Il y a quelques mois, Sandrine était dans le jardin de la mairie de Bordeaux, comme elle le sera quelques jours plus tard à Gorée. Aux points névralgiques de cette histoire. Des ports, des zones d’arrachement. De supplice. Bordeaux a acquis une œuvre et Gorée s’apprête à installer l’ « Exode ». Le maire,  Augustin Senghor, l’avait longuement écoutée. Les mots sont simples, il y a une évidence du lien à retrouver, à installer dans les mémoires. Des visages auxquels elle redonne maintenant des noms : Mémé Matika, Ndjé, arraché à son lointain Cameroun, Diaam Soukna qui disparaîtra dans l’océan… « Et puis tous les autres, dit-elle. Parce que l’esclavage ne s’est pas arrêté. Qu’il y a des millions et des millions d’enfants et de femmes qui vivent encore cette réalité. L’art peut aussi avoir la responsabilité de dire sans la violence, de répéter que c’est inacceptable. Mes sculptures font ce qu’elles peuvent pour combattre cette abomination. »

« La nuit, des visages ont commencé à venir me voir. Un homme dans un cachot, une femme devant un bateau. Une vieille qui a perdu ses enfants, qui est seule sur un rivage. »

Elle avait à peine huit ans, quand une de ses tantes lui a offert un pack de terre. C’était en France, bien loin de ses volcans de la Réunion, aux antipodes des terres marron, Mafate et Cilaos. « Je ne savais pas trop quoi en faire, explique-t-elle. Je me rappelle aussi que ma grand-mère, française, m’a offert à la même époque deux petites statuettes africaines. Je m’en suis servi comme modèle et les gens ont trouvé que j’avais ça dans les doigts. » Même mots discrets. C’est dans ses doigts, à son insu ou presque, que la terre est venue.

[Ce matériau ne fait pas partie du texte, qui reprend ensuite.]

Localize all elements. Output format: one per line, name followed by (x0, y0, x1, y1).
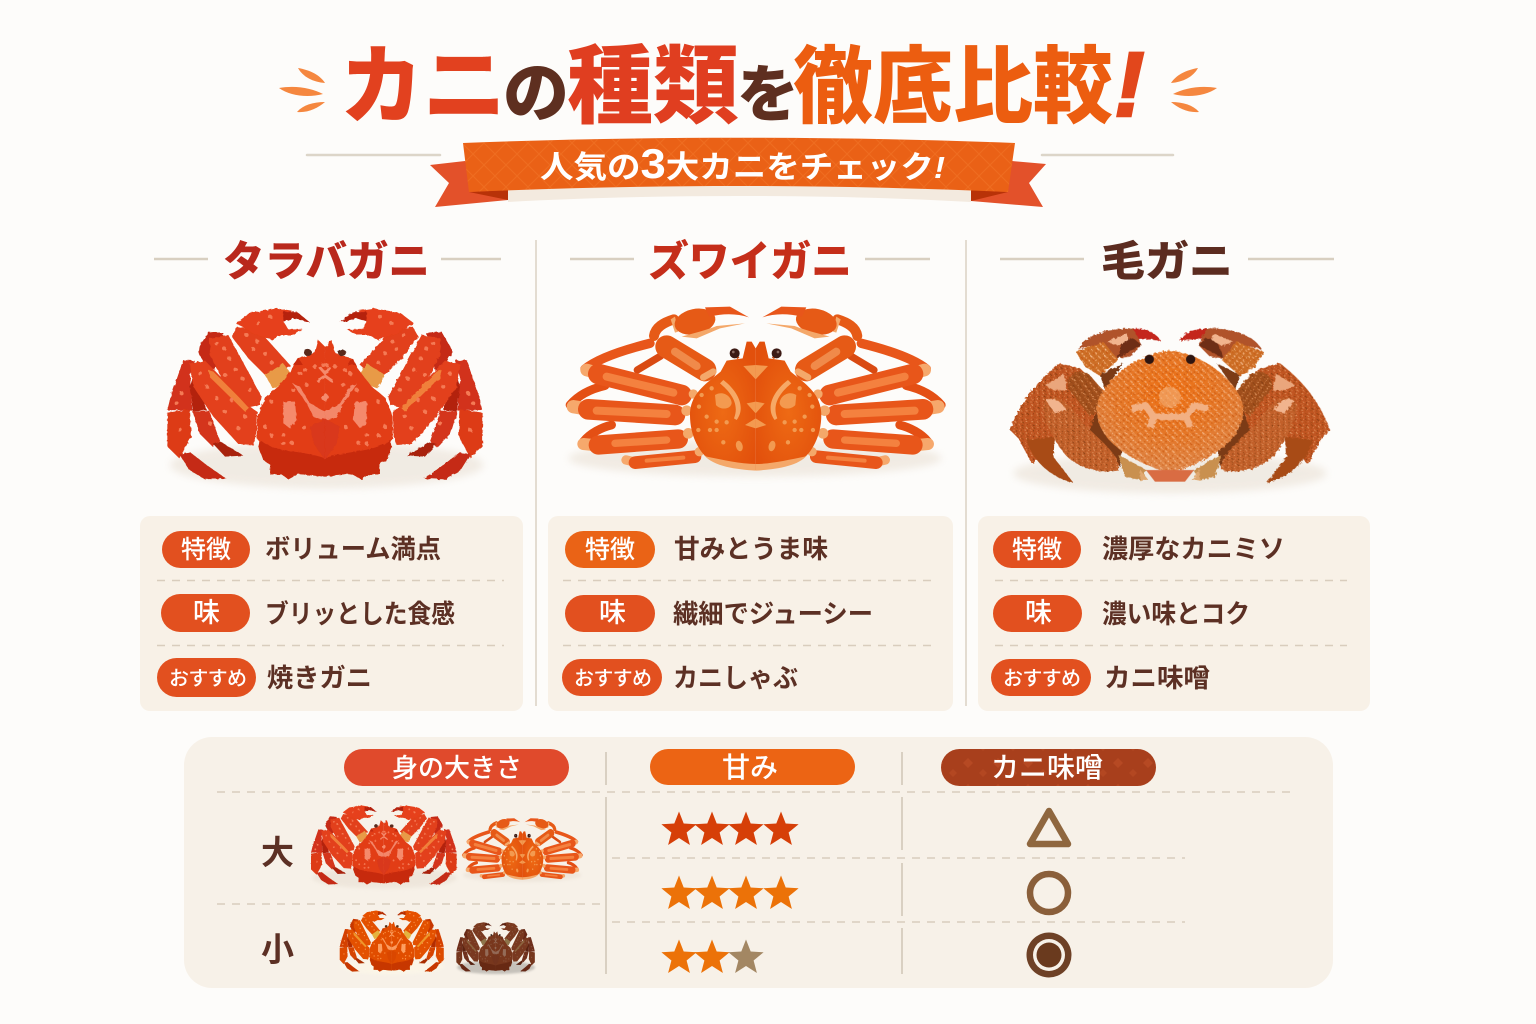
title: の (503, 56, 569, 130)
label: 大: 大 (261, 834, 294, 871)
size: large crabs (311, 805, 582, 889)
tag: おすすめ (157, 658, 256, 697)
ribbon banner (430, 138, 1046, 207)
title: を (737, 61, 799, 130)
tag: 特徴: 特徴 (585, 536, 635, 564)
title: カニ (340, 39, 506, 135)
illustration: snow crab (568, 305, 942, 477)
tag: 味: 味 (599, 598, 626, 628)
rating: stars row 1 (661, 812, 799, 845)
illustration: hair crab (1010, 328, 1330, 493)
text: taste: ブリッとした食感 (265, 599, 455, 629)
tag: 味 (161, 594, 250, 632)
panel: タラバガニ details (140, 516, 523, 711)
banner text: 人気の3大カニをチェック ! (540, 140, 945, 187)
label: 小: 小 (261, 931, 294, 968)
symbol: circle (1030, 874, 1068, 912)
tag: 特徴: 特徴 (1012, 536, 1062, 564)
rating: stars row 2 (661, 876, 799, 909)
text: recommendation: カニしゃぶ (673, 663, 798, 693)
tag: 味: 味 (193, 598, 220, 628)
subtitle side lines (307, 154, 1173, 156)
text: feature: 濃厚なカニミソ (1102, 534, 1285, 564)
rating: stars row 3 (661, 940, 764, 973)
panel: 毛ガニ details (978, 516, 1370, 711)
tag: おすすめ: おすすめ (574, 668, 652, 690)
header: カニ味噌 (941, 749, 1156, 786)
title: ! (1114, 34, 1145, 136)
tag: 特徴: 特徴 (181, 536, 231, 564)
text: recommendation: カニ味噌 (1104, 663, 1210, 693)
column dividers (536, 240, 966, 706)
heading: タラバガニ: タラバガニ (223, 238, 430, 285)
tag: おすすめ (991, 659, 1091, 696)
tag: 味 (993, 595, 1082, 632)
header: 甘み: 甘み (722, 752, 778, 783)
text: taste: 濃い味とコク (1102, 599, 1250, 629)
title: 種類 (567, 39, 739, 135)
header: 甘み (650, 749, 855, 785)
tag: おすすめ: おすすめ (1003, 668, 1081, 690)
heading: ズワイガニ: ズワイガニ (648, 238, 852, 285)
tag: 特徴 (993, 531, 1081, 568)
heading: 毛ガニ: 毛ガニ (1101, 238, 1233, 285)
text: feature: ボリューム満点 (265, 534, 441, 564)
header: カニ味噌: カニ味噌 (991, 752, 1103, 783)
header: 身の大きさ: 身の大きさ (392, 753, 522, 783)
panel: comparison table (184, 737, 1333, 988)
illustration: king crab (167, 308, 483, 488)
symbol: double circle (1026, 932, 1072, 978)
panel: ズワイガニ details (548, 516, 953, 711)
symbol: triangle (1030, 811, 1068, 844)
icon: right sparks (1171, 68, 1217, 112)
tag: 特徴 (162, 531, 250, 568)
title: 徹底比較 (793, 40, 1113, 134)
title (340, 34, 1145, 136)
tag: 味 (565, 595, 655, 632)
icon: left sparks (279, 68, 325, 112)
text: taste: 繊細でジューシー (673, 599, 873, 629)
header: 身の大きさ (344, 749, 569, 786)
text: feature: 甘みとうま味 (674, 534, 828, 564)
size: small crabs (340, 911, 535, 975)
tag: 味: 味 (1025, 598, 1052, 628)
tag: 特徴 (565, 531, 655, 568)
tag: おすすめ: おすすめ (169, 668, 247, 690)
tag: おすすめ (562, 659, 662, 696)
text: recommendation: 焼きガニ (267, 663, 372, 693)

Les histoires ne doivent pas grand-chose au hasard. Elles se construisent par des jeux plus ou moins visibles que la nécessité impose. Sandrine sculpte dans cette matière considérable qu’est le temps. Le temps remonte des plus grandes profondeurs. Il est un magma comme celui de la Fournaise, noir et rouge, couleur de feu et de glaise.